Titan Pharmaceuticals Inc. said its monoclonal antibody, CeaVac, demonstrated a trend toward overall survival in a Phase III trial, but failed to meet the primary endpoint when studied in metastatic colorectal cancer patients.
However, company officials and at least one analyst were quick to point out that treating advanced metastatic cancer patients with an immunotherapy is risky.
"We knew from the launch of this study that it would be a challenging proposition, but we wanted to attempt to offer these patients something to help them and improve survival," Louis Bucalo, Titan's chairman, president and CEO, told BioWorld Today. "We believe that, despite the fact that we didn't achieve the primary endpoint in the study, which of course is a disappointment, there is additional information that suggests that there may be biologic activity in this drug."
Dennis Harp, biotechnology analyst with Deutsche Bank Securities Inc. in New York, told BioWorld Today: "Clearly, it failed to meet the primary endpoint, but on the other hand, we never had high expectations for it. We viewed it as a high-risk, high-reward program so we never forecasted any sales of CeaVac. While it is disappointing to see this result, it is not surprising to us."
Titan's stock (AMEX:TTP) closed Wednesday at $1.55, down 40 cents or 20.5 percent.
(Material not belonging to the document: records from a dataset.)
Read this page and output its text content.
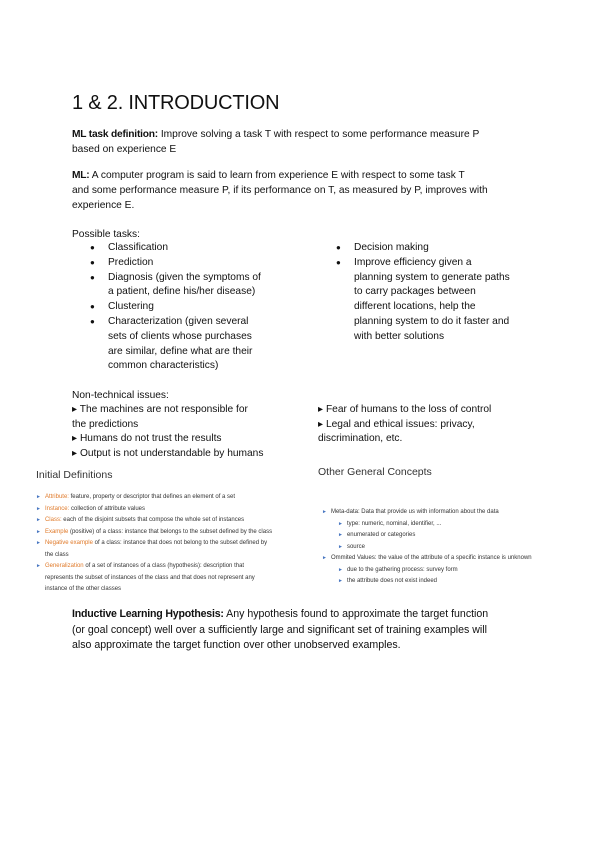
1 & 2. INTRODUCTION
ML task definition: Improve solving a task T with respect to some performance measure P
based on experience E
ML: A computer program is said to learn from experience E with respect to some task T
and some performance measure P, if its performance on T, as measured by P, improves with
experience E.
Possible tasks:
● Classification
● Prediction
● Diagnosis (given the symptoms of
a patient, define his/her disease)
● Clustering
● Characterization (given several
sets of clients whose purchases
are similar, define what are their
common characteristics)
● Decision making
● Improve efficiency given a
planning system to generate paths
to carry packages between
different locations, help the
planning system to do it faster and
with better solutions
Non-technical issues:
▸ The machines are not responsible for
the predictions
▸ Humans do not trust the results
▸ Output is not understandable by humans
▸ Fear of humans to the loss of control
▸ Legal and ethical issues: privacy,
discrimination, etc.
Initial Definitions
► Attribute: feature, property or descriptor that defines an element of a set
► Instance: collection of attribute values
► Class: each of the disjoint subsets that compose the whole set of instances
► Example (positive) of a class: instance that belongs to the subset defined by the class
► Negative example of a class: instance that does not belong to the subset defined by
the class
► Generalization of a set of instances of a class (hypothesis): description that
represents the subset of instances of the class and that does not represent any
instance of the other classes
Other General Concepts
► Meta-data: Data that provide us with information about the data
► type: numeric, nominal, identifier, ...
► enumerated or categories
► source
► Ommited Values: the value of the attribute of a specific instance is unknown
► due to the gathering process: survey form
► the attribute does not exist indeed
Inductive Learning Hypothesis: Any hypothesis found to approximate the target function
(or goal concept) well over a sufficiently large and significant set of training examples will
also approximate the target function over other unobserved examples.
CeaVac, a subcutaneous injection, works by stimulating an immune response in the carcinoembryonic antigen (CEA), which is overexpressed in colorectal cancer patients.
Preliminary analysis of the Phase III trial of 631 patients showed a trend toward survival improvement of about two to three months in patients who received at least five doses of CeaVac vs. placebo (modified intent-to-treat population). However, the data did not demonstrate a statistically significant improvement in the primary endpoint of survival in the evaluable or intent-to-treat population, the company said.
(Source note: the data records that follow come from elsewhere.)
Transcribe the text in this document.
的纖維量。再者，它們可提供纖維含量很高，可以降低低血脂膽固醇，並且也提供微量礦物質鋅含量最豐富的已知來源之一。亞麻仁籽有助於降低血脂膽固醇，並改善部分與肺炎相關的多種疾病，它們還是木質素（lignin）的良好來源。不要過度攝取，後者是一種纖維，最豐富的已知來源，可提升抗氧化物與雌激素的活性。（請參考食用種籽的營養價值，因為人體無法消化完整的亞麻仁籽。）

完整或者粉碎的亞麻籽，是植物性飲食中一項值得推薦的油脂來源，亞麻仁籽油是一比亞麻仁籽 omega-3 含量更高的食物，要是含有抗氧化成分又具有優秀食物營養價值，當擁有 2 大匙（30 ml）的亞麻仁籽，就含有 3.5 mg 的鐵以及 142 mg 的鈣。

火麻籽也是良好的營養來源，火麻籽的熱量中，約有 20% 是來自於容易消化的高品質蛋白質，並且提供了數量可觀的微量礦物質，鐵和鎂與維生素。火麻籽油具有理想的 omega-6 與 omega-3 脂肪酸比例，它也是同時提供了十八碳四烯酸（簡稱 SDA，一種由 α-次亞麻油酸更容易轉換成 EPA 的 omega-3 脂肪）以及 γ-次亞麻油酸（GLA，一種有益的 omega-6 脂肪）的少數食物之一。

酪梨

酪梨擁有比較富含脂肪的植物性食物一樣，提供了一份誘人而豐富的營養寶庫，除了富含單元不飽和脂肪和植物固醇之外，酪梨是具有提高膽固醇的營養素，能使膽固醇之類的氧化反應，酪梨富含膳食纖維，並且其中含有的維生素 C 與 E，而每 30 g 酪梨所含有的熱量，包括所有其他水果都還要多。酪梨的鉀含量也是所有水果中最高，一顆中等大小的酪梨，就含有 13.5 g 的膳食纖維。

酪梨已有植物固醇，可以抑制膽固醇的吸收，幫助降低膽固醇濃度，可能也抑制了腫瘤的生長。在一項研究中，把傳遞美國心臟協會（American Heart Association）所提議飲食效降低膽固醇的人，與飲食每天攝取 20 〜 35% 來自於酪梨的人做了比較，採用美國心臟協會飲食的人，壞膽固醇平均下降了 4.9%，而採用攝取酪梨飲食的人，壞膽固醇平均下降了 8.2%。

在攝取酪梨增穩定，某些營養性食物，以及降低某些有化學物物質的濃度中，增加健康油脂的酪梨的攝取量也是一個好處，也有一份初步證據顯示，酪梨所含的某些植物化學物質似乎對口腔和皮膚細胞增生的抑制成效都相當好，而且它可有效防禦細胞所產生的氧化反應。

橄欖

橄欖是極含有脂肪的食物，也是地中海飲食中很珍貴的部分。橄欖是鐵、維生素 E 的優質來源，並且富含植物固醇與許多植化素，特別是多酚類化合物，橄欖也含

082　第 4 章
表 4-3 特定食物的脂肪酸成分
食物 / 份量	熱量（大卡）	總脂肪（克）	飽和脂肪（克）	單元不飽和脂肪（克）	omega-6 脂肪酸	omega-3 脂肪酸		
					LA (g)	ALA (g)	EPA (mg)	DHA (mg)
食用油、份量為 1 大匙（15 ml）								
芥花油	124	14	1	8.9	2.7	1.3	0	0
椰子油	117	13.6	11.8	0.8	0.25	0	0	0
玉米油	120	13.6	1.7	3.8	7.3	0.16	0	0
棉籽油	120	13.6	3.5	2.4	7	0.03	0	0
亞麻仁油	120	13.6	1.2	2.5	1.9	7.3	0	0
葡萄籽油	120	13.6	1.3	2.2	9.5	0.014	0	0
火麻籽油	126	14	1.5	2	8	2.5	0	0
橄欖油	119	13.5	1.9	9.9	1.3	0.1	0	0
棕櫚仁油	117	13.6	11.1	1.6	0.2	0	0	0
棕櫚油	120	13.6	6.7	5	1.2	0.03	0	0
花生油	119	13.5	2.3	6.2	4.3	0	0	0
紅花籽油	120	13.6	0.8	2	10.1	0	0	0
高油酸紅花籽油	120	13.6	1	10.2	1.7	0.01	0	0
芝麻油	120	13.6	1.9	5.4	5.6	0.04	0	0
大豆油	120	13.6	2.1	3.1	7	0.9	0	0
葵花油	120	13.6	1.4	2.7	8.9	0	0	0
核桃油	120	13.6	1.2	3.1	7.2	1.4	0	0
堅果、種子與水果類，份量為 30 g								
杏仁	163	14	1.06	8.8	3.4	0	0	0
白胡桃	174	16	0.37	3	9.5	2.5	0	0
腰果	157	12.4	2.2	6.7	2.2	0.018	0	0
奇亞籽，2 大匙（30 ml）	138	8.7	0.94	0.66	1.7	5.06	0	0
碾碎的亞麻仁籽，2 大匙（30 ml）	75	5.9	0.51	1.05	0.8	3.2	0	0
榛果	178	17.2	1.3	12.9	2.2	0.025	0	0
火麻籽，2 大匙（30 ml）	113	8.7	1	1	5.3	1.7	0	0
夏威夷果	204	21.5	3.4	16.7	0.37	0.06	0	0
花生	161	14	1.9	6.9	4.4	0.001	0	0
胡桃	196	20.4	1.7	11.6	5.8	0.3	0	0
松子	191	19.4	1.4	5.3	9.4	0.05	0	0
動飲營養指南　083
The randomized, placebo-controlled study involved metastatic patients receiving chemotherapy with 5- flourouracil and leucovorin.
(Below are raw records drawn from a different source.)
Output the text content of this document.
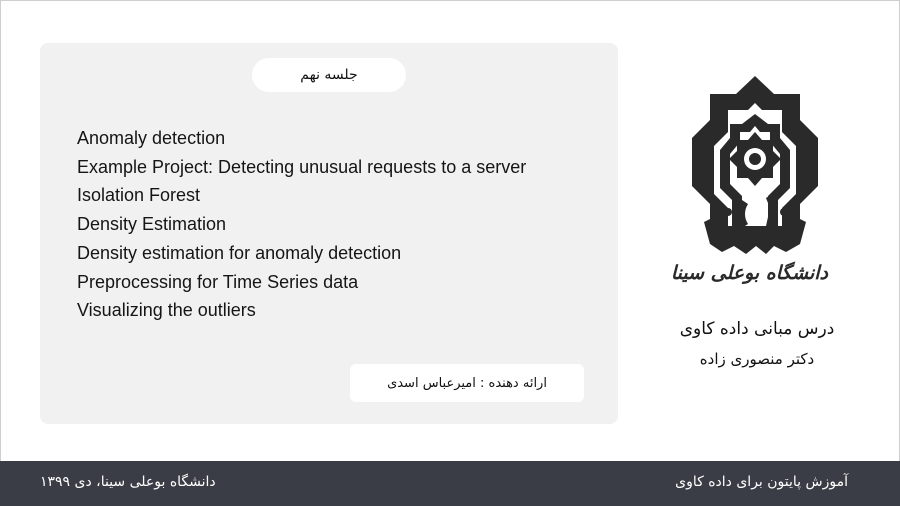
جلسه نهم
Anomaly detection
Example Project: Detecting unusual requests to a server
Isolation Forest
Density Estimation
Density estimation for anomaly detection
Preprocessing for Time Series data
Visualizing the outliers
ارائه دهنده : امیرعباس اسدی
دانشگاه بوعلی سینا
درس مبانی داده کاوی
دکتر منصوری زاده
دانشگاه بوعلی سینا، دی ۱۳۹۹	آموزش پایتون برای داده کاوی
Patients received the drug once every two weeks for two months and then once a month thereafter. Bucalo said there was a survival trend in patients who received five doses of CeaVac vs. placebo (19.1 months vs. 17.1 months, respectively), and the trend continued for those who received eight doses (21.3 months for CeaVac vs. 18.5 months for placebo).
"We thought it would be difficult for patients who received less than five doses to benefit because our previous studies had demonstrated that, on average, about five doses of CeaVac were necessary to begin to produce an immune response," Bucalo said. "Of course, optimally one would continue to treat beyond that point to continue the immune response so that patients have the opportunity to benefit. We are not saying that we would stop at five, but we feel that five was necessary and, of course, we would like to continue to treat beyond that."
Titan will spend the next few weeks poring over the data to gain a better understanding of CeaVac. "We have a suggestion [of benefit in survival]; now we need to review it in more detail to see if that trend is strengthened," Bucalo said. "If it is, there may be more opportunities to consider evaluating CeaVac in appropriate populations with that type of regimen."
Harp said even though it is possible that CeaVac could show benefit in a different setting, he continues to view it as high risk. He added that a number of factors could have caused the failure, including the sick patient population. "They could have been so far gone that nothing could have shown a benefit," he said.
Meanwhile, CeaVac is being studied in combination with TriAb, another Titan monoclonal antibody, in resected Dukes' D colorectal cancer, a less-advanced stage of the disease. The study is supported by the National Cancer Institute in Bethesda, Md., and is being conducted by the Cancer and Leukemia Group B. The Radiation Therapy Oncology Group is conducting a Phase II study of CeaVac in combination with TriAb in non-small-cell lung cancer. (See BioWorld Today, March 4, 2002.)
Separately, Titan officials said Swiss-based Novartis AG, its partner in the development of iloperidone in schizophrenia, has not determined whether it will continue the partnership. Bucalo expects a decision in the next few months. In July, the companies said regulatory filing could be delayed due to a possible need for additional trials. (See BioWorld Today, July 23, 2002.)